I am a claustrophobe. I mean, I have it REALLY bad - even reading about someone being in a small space makes me hyperventilate. Years ago, I had to get an MRI for my back. Not knowing the extent of my own terror, I sashayed into the imaging center and presented myself to the technician. She wheeled me into the machine ... and within 30 seconds, I was unable to breath. Whoosh. Out I came. Turns out that being able to tilt my head back and see out the top of the tunnel didn't actually help. I remember thinking at the time that I couldn't imagine how anyone could survive having their brain scanned in the Tunnel of Terror. I think I even felt some condescending pity.

So, you can imagine my distress 3 years ago when my ENT told me I needed an MRI ... of my head!!! Crap. My head in the Tunnel of Terror ... what could be worse? I demanded a sedative and then spent the next two weeks stressing about getting the MRI. Mind you, I wasn't the least bit worried about what might turn up on the MRI - after all, who the hell gets brain tumors, anyway? Well, you all know how that turned out. I survived the MRI and got "the call" the next day. Yep, brain tumor. Holy crap.

And, by the way, did you know that there is a special category of claustrophia just for MRI machines. Don't believe me? Go ahead and Google "MRI Claustrophia." Hah!

I am now a veteran of the brain MRI (I know, isn't it ironic that someone who is terrified to be enclosed in a small space has to get MRIs every year?) and I am here to tell you that it still scares the crap out of me. Yep, I still need to be sedated, and Willie still sits at the end of the MRI Table of Terror and holds my ankle. This is important because I need to know that I can be snatched from the jaws of certain death if necessary.

A few years ago, some well-intentioned person/s decided that developing an MRI machine that has a wider openeing and a shorter "bore" would be an excellent idea.

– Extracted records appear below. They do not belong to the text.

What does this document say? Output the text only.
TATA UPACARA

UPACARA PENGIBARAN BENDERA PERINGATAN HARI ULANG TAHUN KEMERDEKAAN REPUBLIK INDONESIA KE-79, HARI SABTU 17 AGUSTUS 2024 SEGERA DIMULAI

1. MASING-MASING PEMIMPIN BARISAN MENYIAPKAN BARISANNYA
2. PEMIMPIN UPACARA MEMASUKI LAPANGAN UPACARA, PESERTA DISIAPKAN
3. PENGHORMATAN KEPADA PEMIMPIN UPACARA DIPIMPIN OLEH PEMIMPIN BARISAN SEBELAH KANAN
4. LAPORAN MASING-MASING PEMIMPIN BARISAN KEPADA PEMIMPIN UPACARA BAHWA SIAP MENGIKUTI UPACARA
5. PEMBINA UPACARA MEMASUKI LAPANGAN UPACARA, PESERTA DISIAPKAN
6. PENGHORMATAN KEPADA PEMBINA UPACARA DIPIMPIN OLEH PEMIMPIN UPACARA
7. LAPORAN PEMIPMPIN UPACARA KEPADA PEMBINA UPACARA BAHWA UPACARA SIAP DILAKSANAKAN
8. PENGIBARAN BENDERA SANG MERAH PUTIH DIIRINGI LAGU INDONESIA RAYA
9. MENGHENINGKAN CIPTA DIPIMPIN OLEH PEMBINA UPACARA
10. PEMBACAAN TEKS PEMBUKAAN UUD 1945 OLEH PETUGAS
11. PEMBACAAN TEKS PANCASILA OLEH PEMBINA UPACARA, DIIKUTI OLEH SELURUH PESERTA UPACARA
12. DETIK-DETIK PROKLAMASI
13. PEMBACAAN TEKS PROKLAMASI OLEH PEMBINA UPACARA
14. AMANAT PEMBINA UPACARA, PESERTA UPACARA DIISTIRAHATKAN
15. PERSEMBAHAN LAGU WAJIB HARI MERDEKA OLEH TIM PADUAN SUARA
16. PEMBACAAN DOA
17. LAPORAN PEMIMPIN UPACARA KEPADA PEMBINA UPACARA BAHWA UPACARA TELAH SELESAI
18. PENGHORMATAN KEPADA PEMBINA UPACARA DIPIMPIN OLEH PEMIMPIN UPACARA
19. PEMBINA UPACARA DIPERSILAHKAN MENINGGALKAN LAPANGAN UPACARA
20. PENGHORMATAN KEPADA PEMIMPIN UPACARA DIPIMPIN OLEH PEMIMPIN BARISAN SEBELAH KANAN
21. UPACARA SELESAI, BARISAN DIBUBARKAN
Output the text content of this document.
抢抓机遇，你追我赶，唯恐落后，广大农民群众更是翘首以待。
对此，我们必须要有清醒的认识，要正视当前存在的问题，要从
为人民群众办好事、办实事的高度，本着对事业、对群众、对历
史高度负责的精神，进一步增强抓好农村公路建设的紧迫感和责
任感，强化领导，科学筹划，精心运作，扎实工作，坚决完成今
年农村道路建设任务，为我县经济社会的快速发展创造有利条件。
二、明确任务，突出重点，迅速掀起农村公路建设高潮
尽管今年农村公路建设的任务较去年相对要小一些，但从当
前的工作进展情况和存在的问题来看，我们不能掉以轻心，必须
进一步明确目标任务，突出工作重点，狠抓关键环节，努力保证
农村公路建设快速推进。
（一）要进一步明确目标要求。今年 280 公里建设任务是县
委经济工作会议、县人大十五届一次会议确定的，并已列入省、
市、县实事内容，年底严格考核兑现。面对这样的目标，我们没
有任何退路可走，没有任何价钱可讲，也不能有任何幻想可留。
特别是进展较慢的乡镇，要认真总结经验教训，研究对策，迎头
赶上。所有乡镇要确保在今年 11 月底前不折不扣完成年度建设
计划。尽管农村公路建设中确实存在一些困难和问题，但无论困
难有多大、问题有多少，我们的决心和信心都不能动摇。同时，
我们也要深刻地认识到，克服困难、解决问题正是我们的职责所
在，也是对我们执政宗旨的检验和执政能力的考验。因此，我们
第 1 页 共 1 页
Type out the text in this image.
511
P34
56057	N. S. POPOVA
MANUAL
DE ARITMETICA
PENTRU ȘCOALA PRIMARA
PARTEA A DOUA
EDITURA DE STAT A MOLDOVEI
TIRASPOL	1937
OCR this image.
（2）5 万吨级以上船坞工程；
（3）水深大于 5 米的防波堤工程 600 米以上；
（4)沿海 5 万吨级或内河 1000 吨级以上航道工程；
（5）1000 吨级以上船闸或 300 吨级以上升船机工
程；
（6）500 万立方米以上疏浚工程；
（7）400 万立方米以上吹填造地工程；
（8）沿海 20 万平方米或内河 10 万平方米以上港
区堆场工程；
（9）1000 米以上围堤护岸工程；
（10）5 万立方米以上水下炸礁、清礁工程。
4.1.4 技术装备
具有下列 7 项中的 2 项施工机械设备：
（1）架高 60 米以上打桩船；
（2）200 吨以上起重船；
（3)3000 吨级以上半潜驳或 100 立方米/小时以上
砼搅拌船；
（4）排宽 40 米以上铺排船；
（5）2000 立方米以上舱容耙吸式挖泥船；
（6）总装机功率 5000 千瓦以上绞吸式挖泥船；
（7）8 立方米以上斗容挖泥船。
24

And, it certainly is...for someone else. For me, there is no "bore" short enough, nor any tunnel wide enough to make me feel any less likely to die on the spot. Nope, I'm not falling for that "wide bore" crap again. That sucker is still terrifying.

So why am I writing about this now? Well, I just had my 3-year brain MRI last Monday (no scary white blobs - yay!!!!) And, now, lucky me, I have to get ANOTHER MRI this upcoming Monday - yes, on Valentine's Day. Happy freaking Valentine's Day to me. So while all of you are enjoying a nice romantic dinner I will be passed out on the sofa, spit dribbling down my chin, sleeping off the after effects of valium. Is it any wonder Willie loves me?

So would you please have a glass of something red for me? I'll be the one passed out in the corner.

5 comments:

  1. MRI Claustrophobia! Who knew, eh? As if common, bog-standard, hohummm Claustrophobia isn't enough, no, you HAVE to go and have MRI Claustrophobia. Not funny, but it is, if ye know what mean... Sigh. Terrible really. What's the opposite of that, when one falls asleep in an MRI, other than sleep deprivation?

    As for Monday, I'll be thinking of you two and your common MRI. That man is going to spend part of his Valetine's Day near a giant magnet. Ah yes, true love...

    ReplyDelete
  2. SO...did my post not ever "post" or did I say something offensive and you deleted it??

    ReplyDelete
  3. That's weird, Kay. No, nothing came through from you. And you could NEVER be offensive, silly girl!

    ReplyDelete
  4. I did call you a big nut!! I don't remember what else I wrote, though!

    ReplyDelete
  5. Haha! Well, in addition to being a big nut, I am also a big scaredy cat. So there!